I bumped into the issue too. @Lokiiiiii thanks for steps. I "solved" if for now by pip install datasets>=2.6.1 everywhere.
Hi all, I experienced the same issue. Please note that the pull request is related to the IMDB example provided in the doc, and is a fix for that, in that context, to make sure that people can follow the doc example and have a working system. It does not provide a fix for Datasets itself.
im getting the same error.
- using the base AWS HF container that uses a datasets <2.
- updating the AWS HF container to use dataset 2.4
Same here, running on our SageMaker pipelines. It's only happening for some but not all of our saved Datasets.

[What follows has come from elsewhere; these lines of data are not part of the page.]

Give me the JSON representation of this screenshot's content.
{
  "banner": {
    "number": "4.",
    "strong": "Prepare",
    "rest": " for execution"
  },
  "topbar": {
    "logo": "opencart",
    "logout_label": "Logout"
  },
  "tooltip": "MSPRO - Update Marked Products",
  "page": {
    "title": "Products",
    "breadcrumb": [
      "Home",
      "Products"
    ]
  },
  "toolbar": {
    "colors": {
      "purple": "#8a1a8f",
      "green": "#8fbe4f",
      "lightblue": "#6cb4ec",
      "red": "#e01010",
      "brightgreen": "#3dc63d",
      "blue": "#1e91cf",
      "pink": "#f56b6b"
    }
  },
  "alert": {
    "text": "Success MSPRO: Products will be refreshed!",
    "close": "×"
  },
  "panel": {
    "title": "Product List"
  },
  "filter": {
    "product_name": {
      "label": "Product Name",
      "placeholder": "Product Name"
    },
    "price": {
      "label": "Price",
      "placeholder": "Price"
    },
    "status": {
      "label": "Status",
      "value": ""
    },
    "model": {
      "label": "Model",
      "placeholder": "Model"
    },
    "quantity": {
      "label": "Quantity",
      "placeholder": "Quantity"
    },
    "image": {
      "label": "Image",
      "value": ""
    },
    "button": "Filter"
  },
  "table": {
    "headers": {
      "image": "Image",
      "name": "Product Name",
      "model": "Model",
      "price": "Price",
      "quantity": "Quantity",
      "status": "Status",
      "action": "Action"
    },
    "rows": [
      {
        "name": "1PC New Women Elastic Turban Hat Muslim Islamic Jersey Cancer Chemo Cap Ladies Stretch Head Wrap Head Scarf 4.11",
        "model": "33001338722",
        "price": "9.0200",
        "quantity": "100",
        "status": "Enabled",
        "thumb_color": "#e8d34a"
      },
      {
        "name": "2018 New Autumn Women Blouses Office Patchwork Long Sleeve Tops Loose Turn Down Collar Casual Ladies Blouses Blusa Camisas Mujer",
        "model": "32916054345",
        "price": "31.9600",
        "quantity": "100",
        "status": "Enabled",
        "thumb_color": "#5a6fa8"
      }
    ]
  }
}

I am also receiving this error on Sagemaker but not locally, I have noticed that this occurs when the .dataset/ folder does not contain a single file like:
dataset.arrow
but instead contains multiple files like:
data-00000-of-00002.arrow
data-00001-of-00002.arrow
I think that it may have something to do with this recent PR that updated the behaviour of dataset.save_to_disk by introducing sharding: https://github.com/huggingface/datasets/pull/5268
For now I can get around this by forcing datasets==2.8.0 on machine that creates dataset and in the huggingface instance for training (by running this at the start of training script os.system("pip install datasets==2.8.0"))
To ensure the dataset is a single shard when saving the dataset locally:
dataset.flatten_indices().save_to_disk('path/to/dataset', num_shards=1)
and then manually changing the name afterwards from path/to/dataset/data-00000-of-00001.arrow to path/to/dataset/dataset.arrow and updating the path/to/dataset/state.json to reflect this name change. i.e. by changing state.json to this:
{
"_data_files": [
{
"filename": "dataset.arrow"
}
],
"_fingerprint": "420086f0636f8727",
"_format_columns": null,
"_format_kwargs": {},
"_format_type": null,
"_output_all_columns": false,
"_split": null
}
Does anyone know if this has been resolved?
I have the same issue in datasets version 2.3.2